Of course, this theology did not originate with Sweet. Paul calls Jesus “The Second Adam” (1 Corinthians 15:42–49). Just as we have born the image of the man of dust (Adam), so also we must bear the image of the man of heaven (Jesus; 1 Corinthians 15:49 ESV). Jesus isn’t just fully divine; he’s fully human and becoming like him is becoming truly human—human like we were intended to be human.
This view of theosis has implications for the mission of the church. Other religions offer views of “the true humanity,” some of which intersect with Christian thought. Sweet presents an “abecedarium” of what a Jesus human looks like, borrowing concepts from science, philosophy, and the world religions. He writes:
“Christianity’s chief concern and apologetic agenda in the twenty-first century may lie more with the flourishing of the defiantly humane, than with what it means to be Christian.” (Leonard Sweet, Jesus Human, 30)

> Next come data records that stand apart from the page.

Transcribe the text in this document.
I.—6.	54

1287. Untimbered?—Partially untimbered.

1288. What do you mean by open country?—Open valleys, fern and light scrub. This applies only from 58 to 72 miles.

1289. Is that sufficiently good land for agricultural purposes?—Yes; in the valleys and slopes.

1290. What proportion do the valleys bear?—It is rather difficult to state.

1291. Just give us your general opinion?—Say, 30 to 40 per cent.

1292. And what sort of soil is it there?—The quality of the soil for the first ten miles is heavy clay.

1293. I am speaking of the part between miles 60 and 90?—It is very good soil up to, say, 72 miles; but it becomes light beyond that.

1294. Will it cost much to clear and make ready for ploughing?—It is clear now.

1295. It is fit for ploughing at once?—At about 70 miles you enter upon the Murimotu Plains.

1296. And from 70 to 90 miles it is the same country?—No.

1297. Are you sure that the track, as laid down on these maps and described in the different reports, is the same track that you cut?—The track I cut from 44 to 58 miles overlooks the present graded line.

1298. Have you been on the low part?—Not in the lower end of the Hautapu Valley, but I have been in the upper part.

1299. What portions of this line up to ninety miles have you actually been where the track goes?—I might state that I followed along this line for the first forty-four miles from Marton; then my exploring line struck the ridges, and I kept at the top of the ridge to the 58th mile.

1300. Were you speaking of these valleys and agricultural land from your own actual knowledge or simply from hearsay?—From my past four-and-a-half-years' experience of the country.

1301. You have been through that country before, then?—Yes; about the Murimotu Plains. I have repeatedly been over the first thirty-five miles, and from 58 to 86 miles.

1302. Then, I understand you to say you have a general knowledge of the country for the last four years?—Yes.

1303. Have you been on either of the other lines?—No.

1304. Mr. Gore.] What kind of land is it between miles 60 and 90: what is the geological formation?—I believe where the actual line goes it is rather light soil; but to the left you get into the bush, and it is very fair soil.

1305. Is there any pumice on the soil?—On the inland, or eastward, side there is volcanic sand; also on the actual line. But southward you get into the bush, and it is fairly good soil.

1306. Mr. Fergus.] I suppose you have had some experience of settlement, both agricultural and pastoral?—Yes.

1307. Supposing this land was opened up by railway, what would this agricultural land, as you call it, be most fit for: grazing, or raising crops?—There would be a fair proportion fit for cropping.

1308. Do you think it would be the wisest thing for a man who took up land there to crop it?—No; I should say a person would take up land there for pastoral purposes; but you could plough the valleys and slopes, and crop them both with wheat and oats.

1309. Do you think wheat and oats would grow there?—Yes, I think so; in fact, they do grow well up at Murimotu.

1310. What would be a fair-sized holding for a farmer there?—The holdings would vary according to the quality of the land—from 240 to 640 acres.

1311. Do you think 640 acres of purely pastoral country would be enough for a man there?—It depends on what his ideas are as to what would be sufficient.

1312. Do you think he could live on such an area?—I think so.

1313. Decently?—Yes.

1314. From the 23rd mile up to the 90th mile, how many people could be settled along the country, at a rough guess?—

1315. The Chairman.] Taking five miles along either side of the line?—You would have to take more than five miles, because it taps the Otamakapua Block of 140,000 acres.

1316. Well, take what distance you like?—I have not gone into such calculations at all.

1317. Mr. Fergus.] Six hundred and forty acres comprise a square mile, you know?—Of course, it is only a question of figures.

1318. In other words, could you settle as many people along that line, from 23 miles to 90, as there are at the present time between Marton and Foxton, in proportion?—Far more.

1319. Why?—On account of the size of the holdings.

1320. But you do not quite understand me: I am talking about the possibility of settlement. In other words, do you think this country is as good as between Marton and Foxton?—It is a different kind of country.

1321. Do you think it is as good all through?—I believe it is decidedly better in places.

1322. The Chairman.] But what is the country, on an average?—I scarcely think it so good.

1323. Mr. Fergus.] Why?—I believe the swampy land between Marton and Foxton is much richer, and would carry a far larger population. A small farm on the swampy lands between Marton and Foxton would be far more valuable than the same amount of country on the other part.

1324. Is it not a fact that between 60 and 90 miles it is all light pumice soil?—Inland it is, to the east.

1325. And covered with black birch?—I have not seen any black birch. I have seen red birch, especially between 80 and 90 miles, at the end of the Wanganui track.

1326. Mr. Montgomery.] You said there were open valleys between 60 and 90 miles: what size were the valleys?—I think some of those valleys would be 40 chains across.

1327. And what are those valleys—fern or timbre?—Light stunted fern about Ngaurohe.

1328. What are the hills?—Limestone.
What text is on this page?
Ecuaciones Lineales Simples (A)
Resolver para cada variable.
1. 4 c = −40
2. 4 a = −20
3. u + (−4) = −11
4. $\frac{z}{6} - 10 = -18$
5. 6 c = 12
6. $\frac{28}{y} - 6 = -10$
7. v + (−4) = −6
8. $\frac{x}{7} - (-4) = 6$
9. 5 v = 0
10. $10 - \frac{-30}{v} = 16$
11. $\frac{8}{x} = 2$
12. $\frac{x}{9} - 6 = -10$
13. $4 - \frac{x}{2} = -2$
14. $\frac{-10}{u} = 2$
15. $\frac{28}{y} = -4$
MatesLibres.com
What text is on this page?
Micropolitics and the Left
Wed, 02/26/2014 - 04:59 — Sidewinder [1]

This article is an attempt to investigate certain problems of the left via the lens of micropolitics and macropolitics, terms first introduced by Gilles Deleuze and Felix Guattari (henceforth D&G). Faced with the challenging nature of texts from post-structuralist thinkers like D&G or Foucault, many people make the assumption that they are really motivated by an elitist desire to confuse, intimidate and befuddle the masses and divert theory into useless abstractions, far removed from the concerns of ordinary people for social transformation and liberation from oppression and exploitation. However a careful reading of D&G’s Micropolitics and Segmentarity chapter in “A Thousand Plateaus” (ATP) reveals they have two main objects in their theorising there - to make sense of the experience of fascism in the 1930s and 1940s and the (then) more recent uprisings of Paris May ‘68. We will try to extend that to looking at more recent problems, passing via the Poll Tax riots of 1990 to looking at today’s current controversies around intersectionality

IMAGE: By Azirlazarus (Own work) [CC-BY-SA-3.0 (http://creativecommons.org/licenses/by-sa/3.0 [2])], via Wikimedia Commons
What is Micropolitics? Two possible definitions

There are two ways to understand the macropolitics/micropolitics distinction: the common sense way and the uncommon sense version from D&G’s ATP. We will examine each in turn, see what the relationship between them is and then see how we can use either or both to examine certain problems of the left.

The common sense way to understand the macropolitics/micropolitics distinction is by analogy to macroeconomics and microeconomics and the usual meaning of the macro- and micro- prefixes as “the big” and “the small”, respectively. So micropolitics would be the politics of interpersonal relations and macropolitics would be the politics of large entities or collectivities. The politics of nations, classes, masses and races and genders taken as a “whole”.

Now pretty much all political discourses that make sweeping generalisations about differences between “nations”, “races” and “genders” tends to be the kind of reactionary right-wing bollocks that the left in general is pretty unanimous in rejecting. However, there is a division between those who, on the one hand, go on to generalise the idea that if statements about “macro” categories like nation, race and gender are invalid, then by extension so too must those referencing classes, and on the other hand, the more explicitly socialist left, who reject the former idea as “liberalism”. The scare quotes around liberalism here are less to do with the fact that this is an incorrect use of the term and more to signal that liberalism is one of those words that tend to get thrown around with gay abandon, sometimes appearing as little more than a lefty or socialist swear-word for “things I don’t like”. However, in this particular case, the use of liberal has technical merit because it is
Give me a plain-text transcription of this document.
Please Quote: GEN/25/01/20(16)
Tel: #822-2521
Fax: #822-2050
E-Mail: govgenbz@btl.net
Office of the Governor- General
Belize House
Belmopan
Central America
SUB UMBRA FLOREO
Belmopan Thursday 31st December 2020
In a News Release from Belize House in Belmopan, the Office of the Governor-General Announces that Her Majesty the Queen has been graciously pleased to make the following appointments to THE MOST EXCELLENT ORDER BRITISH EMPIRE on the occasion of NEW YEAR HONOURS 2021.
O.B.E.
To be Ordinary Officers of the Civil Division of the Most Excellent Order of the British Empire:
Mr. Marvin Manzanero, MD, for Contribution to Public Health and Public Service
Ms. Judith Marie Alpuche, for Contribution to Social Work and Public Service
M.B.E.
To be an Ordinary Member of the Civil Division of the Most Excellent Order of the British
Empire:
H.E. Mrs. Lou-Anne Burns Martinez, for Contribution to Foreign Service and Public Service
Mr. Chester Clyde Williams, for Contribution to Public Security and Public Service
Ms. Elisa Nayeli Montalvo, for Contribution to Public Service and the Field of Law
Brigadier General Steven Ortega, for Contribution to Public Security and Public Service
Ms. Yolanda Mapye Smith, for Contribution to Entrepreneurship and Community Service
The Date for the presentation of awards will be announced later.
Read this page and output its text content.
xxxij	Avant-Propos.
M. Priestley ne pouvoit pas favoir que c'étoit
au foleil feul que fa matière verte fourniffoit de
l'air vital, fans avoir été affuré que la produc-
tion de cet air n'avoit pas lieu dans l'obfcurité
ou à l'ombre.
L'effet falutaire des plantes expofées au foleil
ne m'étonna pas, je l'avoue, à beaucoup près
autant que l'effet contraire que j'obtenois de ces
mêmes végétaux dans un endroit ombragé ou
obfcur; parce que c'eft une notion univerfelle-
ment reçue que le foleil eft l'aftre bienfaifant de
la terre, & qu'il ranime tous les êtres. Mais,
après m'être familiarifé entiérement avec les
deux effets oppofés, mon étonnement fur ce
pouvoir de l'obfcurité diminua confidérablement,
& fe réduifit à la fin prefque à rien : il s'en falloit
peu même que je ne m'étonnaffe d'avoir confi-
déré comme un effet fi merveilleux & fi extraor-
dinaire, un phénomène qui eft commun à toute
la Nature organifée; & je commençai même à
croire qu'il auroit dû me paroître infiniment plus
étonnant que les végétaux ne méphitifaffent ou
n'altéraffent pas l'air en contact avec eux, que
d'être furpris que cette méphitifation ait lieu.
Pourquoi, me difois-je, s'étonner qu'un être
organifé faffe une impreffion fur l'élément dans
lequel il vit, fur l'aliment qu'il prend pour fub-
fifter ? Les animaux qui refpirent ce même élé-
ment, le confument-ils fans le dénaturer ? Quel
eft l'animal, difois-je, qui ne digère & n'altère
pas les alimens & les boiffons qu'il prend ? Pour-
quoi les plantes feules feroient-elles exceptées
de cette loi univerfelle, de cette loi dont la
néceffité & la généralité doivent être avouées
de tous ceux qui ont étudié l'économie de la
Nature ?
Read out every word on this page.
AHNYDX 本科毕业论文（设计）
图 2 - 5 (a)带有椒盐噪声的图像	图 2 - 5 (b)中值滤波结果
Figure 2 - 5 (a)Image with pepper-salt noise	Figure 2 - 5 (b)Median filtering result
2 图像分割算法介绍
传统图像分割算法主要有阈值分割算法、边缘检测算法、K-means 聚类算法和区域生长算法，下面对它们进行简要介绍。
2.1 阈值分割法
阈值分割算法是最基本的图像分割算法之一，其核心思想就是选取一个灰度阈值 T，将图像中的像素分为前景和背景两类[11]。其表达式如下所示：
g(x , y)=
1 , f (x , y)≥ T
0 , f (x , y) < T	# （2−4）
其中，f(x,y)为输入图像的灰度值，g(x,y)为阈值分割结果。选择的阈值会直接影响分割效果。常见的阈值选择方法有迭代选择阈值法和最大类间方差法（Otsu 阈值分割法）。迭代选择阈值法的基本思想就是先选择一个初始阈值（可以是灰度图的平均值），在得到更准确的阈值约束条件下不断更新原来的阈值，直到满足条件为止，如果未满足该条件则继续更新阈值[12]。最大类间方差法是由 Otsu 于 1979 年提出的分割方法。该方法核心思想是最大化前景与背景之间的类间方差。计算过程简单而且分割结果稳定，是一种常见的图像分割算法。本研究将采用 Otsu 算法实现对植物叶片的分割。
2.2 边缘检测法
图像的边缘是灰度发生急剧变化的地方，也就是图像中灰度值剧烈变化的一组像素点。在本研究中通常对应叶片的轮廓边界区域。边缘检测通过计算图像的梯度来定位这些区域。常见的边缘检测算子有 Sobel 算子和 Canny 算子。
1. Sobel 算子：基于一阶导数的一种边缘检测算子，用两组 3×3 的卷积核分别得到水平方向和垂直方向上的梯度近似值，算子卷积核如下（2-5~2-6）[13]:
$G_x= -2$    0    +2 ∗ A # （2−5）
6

Jesus Human is Len at his best. Like always, his finger is on the pulse of the culture and he prescribes remedies the church has long possessed but recently neglected. He is the people’s church historian.
I typically grimace at attempts to harmonize Christianity with other faiths. To me, theology starts with Jesus’s question, “Who do you say that I am?” From there all roads diverge to dead ends. But Len is careful and unapologetically Christocentric. After all, you can’t be a “Jesus human” apart from Jesus. There are intersections between biblical wisdom and that of other faiths and “all truth is God’s truth.”
I agree with Len that the world is looking for a beautiful way to be human. That vision is only realized in Jesus. May we all become Jesus humans.